On Wednesday the Speaker issued production orders for PPP co-chairman Asif Zardari and PML(N) MNA Kh Saad Rafique. Mr Zardari in fact spoke at the budget session on Thursday. Strangely, none in the opposition took any notice of the absence of the two detained MNAs from Waziristan, thus creating the perception of a bargain between the government and opposition on the matter.

On Wednesday Mr Shehbaz Sharif put forth the opposition parties’ stand on the budget. He criticised the high bank rate, the steep devaluation of rupee, the backbreaking rise in power, gas and petroleum prices, indirect taxation rising up to 70 percent, lack of subsidies for the farmers and of incentives for the export sector. He called upon the government to fix the minimum monthly wage at Rs 20,000 per month, revise electricity and gas tariffs, increase the salaries of government employees up to BPS-16 by 50 percent, withdraw taxes on edible oil and ghee, restore educational stipends of youth, revert to the zero-rated export industry regime, and restore free medical treatment and provision of free medicines at government hospitals.

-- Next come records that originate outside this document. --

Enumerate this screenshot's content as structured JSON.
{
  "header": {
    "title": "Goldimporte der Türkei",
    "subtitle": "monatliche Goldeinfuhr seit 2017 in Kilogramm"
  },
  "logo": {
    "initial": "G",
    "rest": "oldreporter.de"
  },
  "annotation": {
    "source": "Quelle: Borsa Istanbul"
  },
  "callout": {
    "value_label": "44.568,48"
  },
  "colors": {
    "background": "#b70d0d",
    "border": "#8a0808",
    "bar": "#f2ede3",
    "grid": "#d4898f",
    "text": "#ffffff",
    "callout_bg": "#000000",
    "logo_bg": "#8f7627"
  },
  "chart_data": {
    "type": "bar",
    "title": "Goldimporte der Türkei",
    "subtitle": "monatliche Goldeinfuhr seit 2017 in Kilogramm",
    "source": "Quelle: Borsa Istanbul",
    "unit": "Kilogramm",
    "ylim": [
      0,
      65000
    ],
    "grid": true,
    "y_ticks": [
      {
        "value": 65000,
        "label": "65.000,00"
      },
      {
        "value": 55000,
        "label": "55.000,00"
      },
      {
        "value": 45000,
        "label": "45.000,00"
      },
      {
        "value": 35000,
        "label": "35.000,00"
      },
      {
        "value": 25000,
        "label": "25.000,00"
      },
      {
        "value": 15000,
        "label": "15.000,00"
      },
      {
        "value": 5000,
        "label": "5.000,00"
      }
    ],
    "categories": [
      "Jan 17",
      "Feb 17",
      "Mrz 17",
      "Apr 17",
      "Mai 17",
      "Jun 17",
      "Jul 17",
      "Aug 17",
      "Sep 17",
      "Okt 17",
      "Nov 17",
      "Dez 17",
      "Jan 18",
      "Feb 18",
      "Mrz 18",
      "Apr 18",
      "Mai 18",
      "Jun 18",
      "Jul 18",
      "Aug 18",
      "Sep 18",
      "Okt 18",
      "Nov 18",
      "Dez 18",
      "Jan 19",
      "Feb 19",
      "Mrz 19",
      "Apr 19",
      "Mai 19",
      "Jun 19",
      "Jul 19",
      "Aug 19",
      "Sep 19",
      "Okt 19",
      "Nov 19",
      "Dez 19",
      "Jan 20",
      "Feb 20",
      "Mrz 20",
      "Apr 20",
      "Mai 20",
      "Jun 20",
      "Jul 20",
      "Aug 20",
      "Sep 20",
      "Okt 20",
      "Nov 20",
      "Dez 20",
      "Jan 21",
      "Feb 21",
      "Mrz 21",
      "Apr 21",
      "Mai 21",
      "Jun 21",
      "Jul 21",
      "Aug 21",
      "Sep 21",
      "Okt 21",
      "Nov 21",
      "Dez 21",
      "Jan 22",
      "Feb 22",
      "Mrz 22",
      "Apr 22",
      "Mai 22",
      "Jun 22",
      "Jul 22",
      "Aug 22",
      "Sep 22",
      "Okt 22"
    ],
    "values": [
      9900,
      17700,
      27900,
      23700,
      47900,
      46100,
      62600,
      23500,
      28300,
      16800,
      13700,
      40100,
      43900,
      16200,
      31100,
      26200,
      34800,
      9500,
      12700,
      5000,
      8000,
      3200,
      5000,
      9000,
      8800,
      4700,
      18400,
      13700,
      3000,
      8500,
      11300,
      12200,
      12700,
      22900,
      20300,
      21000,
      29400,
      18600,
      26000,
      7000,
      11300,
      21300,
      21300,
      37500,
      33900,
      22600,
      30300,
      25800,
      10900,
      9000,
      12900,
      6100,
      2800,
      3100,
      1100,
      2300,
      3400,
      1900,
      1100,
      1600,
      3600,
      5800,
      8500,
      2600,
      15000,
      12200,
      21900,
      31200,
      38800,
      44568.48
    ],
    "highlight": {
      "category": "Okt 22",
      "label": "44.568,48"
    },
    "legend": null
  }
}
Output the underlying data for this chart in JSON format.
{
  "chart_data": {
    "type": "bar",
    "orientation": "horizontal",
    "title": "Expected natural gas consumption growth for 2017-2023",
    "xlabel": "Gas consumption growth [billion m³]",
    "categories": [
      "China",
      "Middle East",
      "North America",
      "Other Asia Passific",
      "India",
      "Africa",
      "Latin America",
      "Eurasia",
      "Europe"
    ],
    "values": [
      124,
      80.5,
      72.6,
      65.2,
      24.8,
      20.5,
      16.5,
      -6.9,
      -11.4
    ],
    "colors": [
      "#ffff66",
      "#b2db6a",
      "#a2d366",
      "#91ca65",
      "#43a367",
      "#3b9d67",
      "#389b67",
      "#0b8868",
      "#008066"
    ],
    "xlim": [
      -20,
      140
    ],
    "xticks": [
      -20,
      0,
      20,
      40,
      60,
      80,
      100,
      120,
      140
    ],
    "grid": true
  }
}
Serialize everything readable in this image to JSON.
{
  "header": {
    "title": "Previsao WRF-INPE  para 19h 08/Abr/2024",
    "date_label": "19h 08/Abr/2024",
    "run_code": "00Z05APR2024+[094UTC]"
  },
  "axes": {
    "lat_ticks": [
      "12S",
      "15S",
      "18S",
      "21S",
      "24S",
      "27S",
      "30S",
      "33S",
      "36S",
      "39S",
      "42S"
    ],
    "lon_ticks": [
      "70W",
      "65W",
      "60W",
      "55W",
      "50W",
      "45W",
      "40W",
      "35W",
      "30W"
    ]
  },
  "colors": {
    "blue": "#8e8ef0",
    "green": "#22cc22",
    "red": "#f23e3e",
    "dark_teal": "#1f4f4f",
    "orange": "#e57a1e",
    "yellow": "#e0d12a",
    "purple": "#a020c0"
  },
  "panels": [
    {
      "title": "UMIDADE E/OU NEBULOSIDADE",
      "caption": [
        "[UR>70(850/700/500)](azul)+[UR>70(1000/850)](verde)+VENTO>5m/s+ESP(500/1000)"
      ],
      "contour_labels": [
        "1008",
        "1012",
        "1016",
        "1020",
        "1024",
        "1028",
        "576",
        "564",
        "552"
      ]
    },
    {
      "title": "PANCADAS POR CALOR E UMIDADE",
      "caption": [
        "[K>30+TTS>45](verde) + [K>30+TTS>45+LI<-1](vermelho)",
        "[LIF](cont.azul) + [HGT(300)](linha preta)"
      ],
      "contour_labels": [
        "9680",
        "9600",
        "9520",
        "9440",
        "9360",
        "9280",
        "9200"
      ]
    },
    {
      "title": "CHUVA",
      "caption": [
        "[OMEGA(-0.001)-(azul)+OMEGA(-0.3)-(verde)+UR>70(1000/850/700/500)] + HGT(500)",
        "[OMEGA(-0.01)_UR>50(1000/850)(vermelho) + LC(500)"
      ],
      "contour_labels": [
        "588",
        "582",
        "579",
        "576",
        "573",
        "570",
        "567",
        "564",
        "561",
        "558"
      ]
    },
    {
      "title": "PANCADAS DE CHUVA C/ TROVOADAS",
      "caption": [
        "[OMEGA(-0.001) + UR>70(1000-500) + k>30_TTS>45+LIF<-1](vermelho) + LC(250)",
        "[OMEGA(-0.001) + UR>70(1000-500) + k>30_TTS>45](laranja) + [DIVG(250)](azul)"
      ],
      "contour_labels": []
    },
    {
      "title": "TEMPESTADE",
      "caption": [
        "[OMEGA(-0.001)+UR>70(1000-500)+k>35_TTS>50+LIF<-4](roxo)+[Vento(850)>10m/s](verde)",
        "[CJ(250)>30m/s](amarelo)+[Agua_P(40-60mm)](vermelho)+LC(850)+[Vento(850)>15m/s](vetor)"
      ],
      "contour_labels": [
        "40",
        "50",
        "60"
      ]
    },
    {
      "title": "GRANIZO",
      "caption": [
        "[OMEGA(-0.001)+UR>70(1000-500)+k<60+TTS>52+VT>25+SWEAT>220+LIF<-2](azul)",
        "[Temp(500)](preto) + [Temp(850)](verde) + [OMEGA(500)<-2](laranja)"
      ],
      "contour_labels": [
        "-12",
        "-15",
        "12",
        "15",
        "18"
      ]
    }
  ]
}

On Thursday the PTI’s Asad Umar was the star speaker in the budget debate. While repeating the PTI’s refrain of inheriting a sick economy, Umar wanted the tax on sugar, edible oil and ghee to be withdrawn. He wanted a five-year tax remission on fresh investments and a reviewing of the tax on small cars. He also wanted a raise in pensions from 10 to 15 percent.

Mr Umar knows only too well that the budget was prepared under guidelines set by the IMF and the supervision of PM’s Finance Adviser Hafeez Sheikh. Further, the budget was owned by the PTI government and presented by the Minister of State for Revenue Hammad Azhar. How to interpret Mr Umar’s reservations then? Were some of the provisions that he objects to put in the budget document only to be withdrawn as a concession to the ruling party? To avoid creating the perception of a made-up encounter, the government should accommodate some of the sensible proposals put forth by the opposition also that include subsidies for the farmers, incentives for the export sector, raise in the minimum monthly wage to Rs20,000, provision of free medicines in government hospitals and restoration of educational stipends to the youthful scholars.